Educação

UFPE suspende uso de ar-condicionado para reduzir gastos após corte de verbas pelo governo

Universidade Federal de Pernambuco solicita o uso racional de energia elétrica. Medidas motivadas pelo bloqueio do MEC valem para três campi: Recife; Vitória de Santo Antão e Caruaru.

Por G1 09/08/2019 09h09
UFPE suspende uso de ar-condicionado para reduzir gastos após corte de verbas pelo governo
UFPE - Foto: JC Imagem

A Universidade Federal de Pernambuco (UFPE) suspendeu o uso de ar-condicionado nas dependências da instituição de ensino, a partir desta terça-feira (6). A medida foi motivada pelo bloqueio de R$ 50 milhões de custeio pelo Ministério da Educação (MEC) e é válida para os campi Recife; Vitória de Santo Antão, na Zona da Mata e Caruaru, no Agreste.

O anúncio foi feito um dia após a volta às aulas na UFPE, que ocorreu na segunda (5). A universidade informou que o desligamento do ar-condicionado não atinge locais onde o uso seja imprescindível, como laboratórios de pesquisa, espaços onde funcionam equipamentos que demandam refrigeração ou salas sem janelas e onde não há circulação de ar.

A Reitoria solicitou à comunidade acadêmica que use a iluminação de forma racional, desligando as luzes durante o dia e depois que sair das salas. Ainda de acordo com a UFPE, o funcionamento da instituição está comprometido a partir de setembro deste ano, devido ao bloqueio do MEC.

Em agosto, segundo a Reitoria, a universidade recebeu R$ 8,6 milhões para despesas de manutenção. O repasse aprovado pelo Legislativo e previsto na Lei Orçamentária Anual (LOA) era de R$ 14,3 milhões. O pró-reitor de orçamento e finanças da UFPE, Thiago Galvão, afirma que os centros estão sendo comunicados das medidas a serem adotadas.

"Essas medidas são para atender nossas despesas do mês. Já adotamos uma série de medidas para prorrogar algumas coisas, mas, com o bloqueio, iniciamos o semestre com a certeza de que não teremos orçamento para finalizá-lo. Não acredito que a ciência não seja estratégica o suficiente para um país para ser descontinuada assim", afirma.

Foram bloqueados 30% do orçamento da universidade, o que corresponde a R$ 49,4 milhões destinados à manutenção (serviços de limpeza, segurança, energia e água, entre outros) e R$ 5,6 milhões para investimento (obras e aquisição de equipamentos).

No dia 2 de julho, a UFPE anunciou a suspensão temporária do lançamento de novos editais das pró-reitorias (exceto oriundos do Plano Nacional de Assistência Estudantil), do repasse de parcelas do Modelo de Alocação de Recursos para os centros acadêmicos e departamentos, da contratação de novas bancas para concursos docentes e do início de reformas de infraestrutura.

As medidas anunciadas para os três campi, no entanto, não atingem o Hospital das Clínicas, porque a unidade de saúde é administrada pela Empresa Brasileira de Serviços Hospitalares (Ebserh), vinculada ao MEC.

Resposta

Por meio de nota, o Ministério da Educação informou que, nesta semana, foram liberados mais 5% de limite de empenho da LOA para todas as universidades e institutos federais.

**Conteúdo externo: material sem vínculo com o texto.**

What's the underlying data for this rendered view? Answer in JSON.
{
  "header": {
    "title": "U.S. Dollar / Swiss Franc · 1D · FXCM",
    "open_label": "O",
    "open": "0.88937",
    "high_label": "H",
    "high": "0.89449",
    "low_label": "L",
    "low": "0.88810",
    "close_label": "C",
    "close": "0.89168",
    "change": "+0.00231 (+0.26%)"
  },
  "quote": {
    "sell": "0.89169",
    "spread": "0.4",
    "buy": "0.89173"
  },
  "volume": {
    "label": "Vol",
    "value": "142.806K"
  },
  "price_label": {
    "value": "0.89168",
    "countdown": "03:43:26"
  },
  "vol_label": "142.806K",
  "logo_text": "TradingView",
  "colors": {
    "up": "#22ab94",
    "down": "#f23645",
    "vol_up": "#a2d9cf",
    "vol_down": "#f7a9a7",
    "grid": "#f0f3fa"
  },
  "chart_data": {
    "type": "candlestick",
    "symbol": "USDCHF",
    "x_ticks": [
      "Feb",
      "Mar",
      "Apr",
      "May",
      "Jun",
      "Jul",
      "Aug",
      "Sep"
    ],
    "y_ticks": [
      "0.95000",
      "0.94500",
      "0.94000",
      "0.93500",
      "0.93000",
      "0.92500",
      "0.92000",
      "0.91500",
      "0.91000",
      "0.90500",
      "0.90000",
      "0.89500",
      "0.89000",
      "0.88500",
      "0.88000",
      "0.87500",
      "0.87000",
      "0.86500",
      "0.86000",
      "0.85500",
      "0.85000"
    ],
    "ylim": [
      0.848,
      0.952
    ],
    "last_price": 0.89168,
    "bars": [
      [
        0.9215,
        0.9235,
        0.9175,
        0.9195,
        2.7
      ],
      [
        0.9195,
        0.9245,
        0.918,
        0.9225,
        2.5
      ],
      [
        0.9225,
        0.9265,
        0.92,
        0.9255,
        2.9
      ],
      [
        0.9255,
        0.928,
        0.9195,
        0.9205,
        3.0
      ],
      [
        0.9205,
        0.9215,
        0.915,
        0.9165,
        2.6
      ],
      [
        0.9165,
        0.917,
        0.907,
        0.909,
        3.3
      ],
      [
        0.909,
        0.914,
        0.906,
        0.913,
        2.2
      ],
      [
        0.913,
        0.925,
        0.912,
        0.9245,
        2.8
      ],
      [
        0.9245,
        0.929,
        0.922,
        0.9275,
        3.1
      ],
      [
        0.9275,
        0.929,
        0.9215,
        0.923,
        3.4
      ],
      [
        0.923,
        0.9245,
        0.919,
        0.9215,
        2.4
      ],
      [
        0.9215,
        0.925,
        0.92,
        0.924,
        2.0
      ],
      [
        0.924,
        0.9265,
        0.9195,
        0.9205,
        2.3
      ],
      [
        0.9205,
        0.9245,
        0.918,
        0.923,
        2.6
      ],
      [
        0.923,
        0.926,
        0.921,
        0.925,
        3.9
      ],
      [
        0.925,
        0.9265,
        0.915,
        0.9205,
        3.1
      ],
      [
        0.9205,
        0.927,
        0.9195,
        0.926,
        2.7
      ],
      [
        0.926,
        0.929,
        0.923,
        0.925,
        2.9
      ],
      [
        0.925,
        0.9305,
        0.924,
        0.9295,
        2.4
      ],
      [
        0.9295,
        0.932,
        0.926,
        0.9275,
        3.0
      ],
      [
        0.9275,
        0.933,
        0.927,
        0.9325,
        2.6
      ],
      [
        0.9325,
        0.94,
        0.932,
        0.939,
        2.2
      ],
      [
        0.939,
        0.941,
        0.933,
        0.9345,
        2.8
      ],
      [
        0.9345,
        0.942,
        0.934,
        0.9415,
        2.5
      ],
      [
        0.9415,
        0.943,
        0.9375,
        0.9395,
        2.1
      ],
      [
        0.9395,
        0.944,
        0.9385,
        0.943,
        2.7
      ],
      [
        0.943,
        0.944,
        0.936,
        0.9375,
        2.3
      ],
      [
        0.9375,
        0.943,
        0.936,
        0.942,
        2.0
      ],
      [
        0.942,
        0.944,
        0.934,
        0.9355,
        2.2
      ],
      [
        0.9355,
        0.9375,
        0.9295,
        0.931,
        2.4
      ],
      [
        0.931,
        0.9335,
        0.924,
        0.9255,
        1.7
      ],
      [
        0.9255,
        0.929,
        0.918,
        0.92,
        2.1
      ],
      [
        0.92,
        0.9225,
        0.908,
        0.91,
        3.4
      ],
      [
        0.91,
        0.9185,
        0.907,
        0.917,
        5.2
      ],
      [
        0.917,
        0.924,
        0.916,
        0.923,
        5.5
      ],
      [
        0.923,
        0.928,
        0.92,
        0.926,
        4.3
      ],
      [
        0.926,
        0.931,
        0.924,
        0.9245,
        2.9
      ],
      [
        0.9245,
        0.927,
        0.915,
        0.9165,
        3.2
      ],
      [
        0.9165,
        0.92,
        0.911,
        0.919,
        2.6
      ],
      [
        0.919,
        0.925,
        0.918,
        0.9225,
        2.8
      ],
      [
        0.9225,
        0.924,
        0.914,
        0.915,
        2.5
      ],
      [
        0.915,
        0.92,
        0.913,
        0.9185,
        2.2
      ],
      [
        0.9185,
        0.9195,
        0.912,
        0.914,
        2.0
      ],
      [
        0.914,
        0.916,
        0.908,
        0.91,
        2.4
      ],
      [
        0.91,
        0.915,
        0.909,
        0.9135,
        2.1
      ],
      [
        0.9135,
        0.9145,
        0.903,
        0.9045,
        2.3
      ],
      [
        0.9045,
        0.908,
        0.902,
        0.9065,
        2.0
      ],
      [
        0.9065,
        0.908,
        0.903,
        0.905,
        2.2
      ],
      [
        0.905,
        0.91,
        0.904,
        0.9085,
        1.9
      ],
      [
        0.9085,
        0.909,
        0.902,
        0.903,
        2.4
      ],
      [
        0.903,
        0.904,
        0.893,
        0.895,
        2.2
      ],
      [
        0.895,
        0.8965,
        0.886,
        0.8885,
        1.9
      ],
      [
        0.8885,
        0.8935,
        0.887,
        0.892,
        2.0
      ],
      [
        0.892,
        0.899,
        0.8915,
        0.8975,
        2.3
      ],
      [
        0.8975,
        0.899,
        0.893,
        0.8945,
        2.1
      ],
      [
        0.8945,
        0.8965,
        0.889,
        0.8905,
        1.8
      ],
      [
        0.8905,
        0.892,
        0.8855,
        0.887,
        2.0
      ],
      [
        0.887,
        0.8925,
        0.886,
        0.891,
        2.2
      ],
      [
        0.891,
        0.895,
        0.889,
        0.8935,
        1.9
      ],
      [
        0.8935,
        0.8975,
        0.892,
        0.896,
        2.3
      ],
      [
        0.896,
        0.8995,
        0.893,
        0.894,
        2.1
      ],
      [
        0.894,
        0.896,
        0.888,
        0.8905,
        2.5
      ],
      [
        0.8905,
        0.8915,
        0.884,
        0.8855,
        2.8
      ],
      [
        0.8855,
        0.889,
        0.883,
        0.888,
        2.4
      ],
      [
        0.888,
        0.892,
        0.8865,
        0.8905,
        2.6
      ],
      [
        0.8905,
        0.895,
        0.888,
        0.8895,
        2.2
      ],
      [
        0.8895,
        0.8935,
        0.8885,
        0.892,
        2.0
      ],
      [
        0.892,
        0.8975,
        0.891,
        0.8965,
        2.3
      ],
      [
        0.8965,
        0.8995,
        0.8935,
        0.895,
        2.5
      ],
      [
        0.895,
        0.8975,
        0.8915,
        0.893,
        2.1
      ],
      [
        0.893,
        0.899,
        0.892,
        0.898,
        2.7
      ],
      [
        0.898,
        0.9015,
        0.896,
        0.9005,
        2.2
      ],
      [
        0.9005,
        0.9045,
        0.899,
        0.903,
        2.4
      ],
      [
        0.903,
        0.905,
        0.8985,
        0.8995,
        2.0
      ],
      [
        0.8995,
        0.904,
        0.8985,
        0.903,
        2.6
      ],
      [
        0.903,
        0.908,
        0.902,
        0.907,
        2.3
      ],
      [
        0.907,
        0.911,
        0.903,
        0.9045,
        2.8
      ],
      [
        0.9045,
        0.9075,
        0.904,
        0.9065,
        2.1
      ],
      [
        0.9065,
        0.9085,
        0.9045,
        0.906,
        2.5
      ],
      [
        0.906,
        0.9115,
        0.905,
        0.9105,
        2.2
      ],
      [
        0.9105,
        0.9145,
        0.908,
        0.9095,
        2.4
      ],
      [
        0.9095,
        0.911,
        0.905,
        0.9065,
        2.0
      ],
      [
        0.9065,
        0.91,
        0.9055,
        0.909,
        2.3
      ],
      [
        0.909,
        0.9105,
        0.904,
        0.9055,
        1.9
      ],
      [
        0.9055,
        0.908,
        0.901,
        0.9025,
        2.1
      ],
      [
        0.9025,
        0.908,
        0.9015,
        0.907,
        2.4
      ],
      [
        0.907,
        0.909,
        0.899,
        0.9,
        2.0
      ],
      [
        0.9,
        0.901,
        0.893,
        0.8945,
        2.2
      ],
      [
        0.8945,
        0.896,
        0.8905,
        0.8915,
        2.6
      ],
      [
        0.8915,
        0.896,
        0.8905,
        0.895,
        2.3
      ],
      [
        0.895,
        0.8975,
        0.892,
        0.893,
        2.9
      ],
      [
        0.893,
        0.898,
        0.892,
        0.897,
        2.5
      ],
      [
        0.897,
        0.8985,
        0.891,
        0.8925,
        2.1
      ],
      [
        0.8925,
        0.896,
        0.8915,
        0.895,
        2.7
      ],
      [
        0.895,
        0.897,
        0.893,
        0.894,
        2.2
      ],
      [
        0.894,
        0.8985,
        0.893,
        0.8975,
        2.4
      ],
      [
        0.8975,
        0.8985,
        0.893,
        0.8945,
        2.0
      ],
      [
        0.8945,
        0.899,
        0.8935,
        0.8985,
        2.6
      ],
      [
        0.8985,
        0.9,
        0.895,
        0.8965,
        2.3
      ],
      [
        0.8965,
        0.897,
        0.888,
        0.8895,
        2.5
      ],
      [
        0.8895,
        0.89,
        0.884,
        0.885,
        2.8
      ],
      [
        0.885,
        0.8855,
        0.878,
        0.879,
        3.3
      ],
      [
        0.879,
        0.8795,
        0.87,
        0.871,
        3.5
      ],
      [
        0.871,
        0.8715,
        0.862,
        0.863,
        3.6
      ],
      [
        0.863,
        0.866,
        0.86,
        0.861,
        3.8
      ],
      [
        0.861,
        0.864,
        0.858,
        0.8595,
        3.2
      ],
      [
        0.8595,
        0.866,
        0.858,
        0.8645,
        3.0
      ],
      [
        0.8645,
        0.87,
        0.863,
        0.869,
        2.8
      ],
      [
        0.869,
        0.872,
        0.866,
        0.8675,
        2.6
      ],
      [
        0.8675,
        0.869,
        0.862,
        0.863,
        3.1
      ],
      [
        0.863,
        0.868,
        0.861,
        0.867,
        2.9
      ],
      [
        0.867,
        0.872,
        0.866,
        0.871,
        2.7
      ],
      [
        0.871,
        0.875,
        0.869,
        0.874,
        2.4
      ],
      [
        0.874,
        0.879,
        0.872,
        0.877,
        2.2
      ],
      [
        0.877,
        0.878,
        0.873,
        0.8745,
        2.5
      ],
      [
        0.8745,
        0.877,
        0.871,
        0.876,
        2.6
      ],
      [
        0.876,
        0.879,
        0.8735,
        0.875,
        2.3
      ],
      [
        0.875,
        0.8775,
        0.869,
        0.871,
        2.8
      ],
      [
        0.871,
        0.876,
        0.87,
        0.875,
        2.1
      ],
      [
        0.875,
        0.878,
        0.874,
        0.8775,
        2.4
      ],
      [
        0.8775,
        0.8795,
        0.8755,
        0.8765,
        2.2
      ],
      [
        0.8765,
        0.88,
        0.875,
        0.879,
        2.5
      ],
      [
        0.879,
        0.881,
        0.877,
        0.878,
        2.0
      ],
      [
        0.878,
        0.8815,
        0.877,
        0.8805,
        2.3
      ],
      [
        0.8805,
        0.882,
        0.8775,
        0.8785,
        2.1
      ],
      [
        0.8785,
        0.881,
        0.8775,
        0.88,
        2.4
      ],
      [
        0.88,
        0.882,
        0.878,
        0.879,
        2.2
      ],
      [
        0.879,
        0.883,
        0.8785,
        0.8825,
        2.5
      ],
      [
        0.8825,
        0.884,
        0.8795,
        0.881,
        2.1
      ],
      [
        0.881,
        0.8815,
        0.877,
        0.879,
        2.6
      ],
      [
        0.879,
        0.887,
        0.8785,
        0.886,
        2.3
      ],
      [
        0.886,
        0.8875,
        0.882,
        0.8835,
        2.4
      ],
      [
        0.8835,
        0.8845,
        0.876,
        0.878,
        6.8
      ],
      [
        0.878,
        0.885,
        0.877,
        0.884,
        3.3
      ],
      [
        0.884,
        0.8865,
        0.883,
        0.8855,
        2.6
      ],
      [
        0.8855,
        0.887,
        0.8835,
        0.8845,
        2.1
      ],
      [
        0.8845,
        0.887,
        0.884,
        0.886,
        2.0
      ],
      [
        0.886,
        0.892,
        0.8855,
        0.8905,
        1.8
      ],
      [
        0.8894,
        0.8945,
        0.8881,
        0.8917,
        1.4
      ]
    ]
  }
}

O MEC diz, ainda, que embora o contingenciamento não tenha impacto imediato sobre o orçamento das instituições de educação superior, o ministério mantém diálogo permanente com os dirigentes das instituições, estando à disposição para intermediar a resolução de questões pontuais.

O Ministério da Educação disse, também, que os repasses para a UFPE estão regulares, proporcionais aos limites estabelecidos pelo decreto de programação orçamentária e financeira do MEC.

Outras instituições

A Universidade Federal Rural de Pernambuco (UFRPE) e o Instituto Federal de Pernambuco (IFPE) também são afetados pelo bloqueio. O IFPE informou que adotou horário para o desligamento de ares-condicionados e iluminação em todos os campi, tentando não chegar no limite de ter que suspender o funcionamento. O horário varia de acordo com o funcionamento das unidades.

Além disso, o IFPE também informou que restringiu visitas técnicas dos estudantes, diárias, passagens, uso de combustível e eventos.

A UFRPE informou que, desde maio, tem adotado medidas de contingenciamento. A instituição informou, nesta terça, que orientou a comunidade acadêmica para que as aulas de campo sejam organizadas a partir de outubro, não sendo realizadas em agosto e setembro, já que envolvem gastos com diárias, combustível, ajuda de custo para estudantes, entre outras despesas de logística.